I will examine the so-called “Faith-based initiatives” promoted by GW Bush, and the perhaps even more taboo, though increasingly problematic topic of the recognition of the explicitly “Jewish” state of Israel by Harry Truman. It would seem that these secret society types have embraced a strategy of using religion as a tool to be employed in a divide and conquer strategy, deploying it both targeting the subjectivity of the individual, and the collectiveness of society. Anything relating to the issue of ‘Religion and the State’ with respect to the United States, as it were, must preliminarily offer an interpretation of James Madison’s most prominent contribution to the Constitution: the First Amendment.

These issues fall within the continuum of scholarly work I have been intermittently pursuing on the subject of ‘Modernity and Identity’, in a conceptual framework I starting laying out approximately 20 years ago.

When dealing with secret societies and the like there is inevitably a dimension of conspiracy, as that is the reason that current incarnations of secret societies exist, for the most part. They generally do not exist for mutual protection against an oppressive illegitimate authority, but either to acquire public authority and use it to advance their private interests, or to subvert public authority so that it cannot function to check their depredations. Public authority in a democracy is the democratic decision making process.

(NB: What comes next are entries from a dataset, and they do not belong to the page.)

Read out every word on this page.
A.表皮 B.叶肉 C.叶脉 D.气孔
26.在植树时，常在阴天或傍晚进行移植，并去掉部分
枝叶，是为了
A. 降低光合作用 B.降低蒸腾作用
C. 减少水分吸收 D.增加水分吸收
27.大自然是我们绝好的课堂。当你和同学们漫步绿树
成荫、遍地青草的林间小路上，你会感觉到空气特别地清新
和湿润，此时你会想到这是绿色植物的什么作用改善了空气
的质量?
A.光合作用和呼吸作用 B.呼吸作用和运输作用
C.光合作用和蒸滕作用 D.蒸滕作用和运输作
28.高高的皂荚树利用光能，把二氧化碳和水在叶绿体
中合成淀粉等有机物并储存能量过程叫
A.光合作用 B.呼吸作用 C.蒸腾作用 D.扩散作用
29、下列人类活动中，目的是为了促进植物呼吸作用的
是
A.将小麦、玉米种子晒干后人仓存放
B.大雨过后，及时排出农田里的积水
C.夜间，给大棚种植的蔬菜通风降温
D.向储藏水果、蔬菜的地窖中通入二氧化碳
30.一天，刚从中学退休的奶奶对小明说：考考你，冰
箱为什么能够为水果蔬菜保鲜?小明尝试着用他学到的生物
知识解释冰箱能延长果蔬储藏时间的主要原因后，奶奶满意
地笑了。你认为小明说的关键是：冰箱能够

One obvious recent manifestation of the first of these strategies are the deregulation of the finance industry promoted by lobbyists for the financial industry employing illegitimate means, as well as individuals from financial firms recruited into administrations eager to make it look like they were on the ball with the economy. People have been enticed into voting for these people even though they didn’t understand one concrete aspect of the economic prophecies being put out by this self-serving group of people.

The second strategy is rather more complicated to thresh out, but I intend to address that strategy in the course of sketching a general outline of a problem that has come into focus of secret societies attempting to subvert the open society that our forebears built, and we inherited.

This blog will present a cursory framework dispersed among chapters following a course of development in a historical continuum. The theoretical framework and chapters are to form the basis of a more fully developed theoretical treatise (or other type(s) of work(s)) in the not-too-distant future. This is copyrighted material, with all rights reserved.
The fundamental issues I address were first addressed formally and collectively by the Ancient Greeks. So to start with, I’m going to outline aspects of the civilization cultivated by the ancient Greeks which, though fundamental to informing Western civilization that eventually succeeded it, have become obscured. There is no doubting that the road to modernity starts in Ancient Greece.

The genius of the Ancient Greeks is manifold, and inspired. The achievements made before the demise of that loosely federated group of city states served as the foundation upon which a distinct form of civilization, Western Civilization, as we know it today, was to be built. What was it that set the Ancient Greeks off on a new path? In the Ancient World, religion served as a predominant organizational principle around which societies were organized, and that probably hadn’t changed much since primitive times. Though humankind gradually had developed codes of conduct, such as that of Hammurabi, Confucius, the social systems as a whole continued to be premised on intangible principles, and rule by decree under divine-right monarch.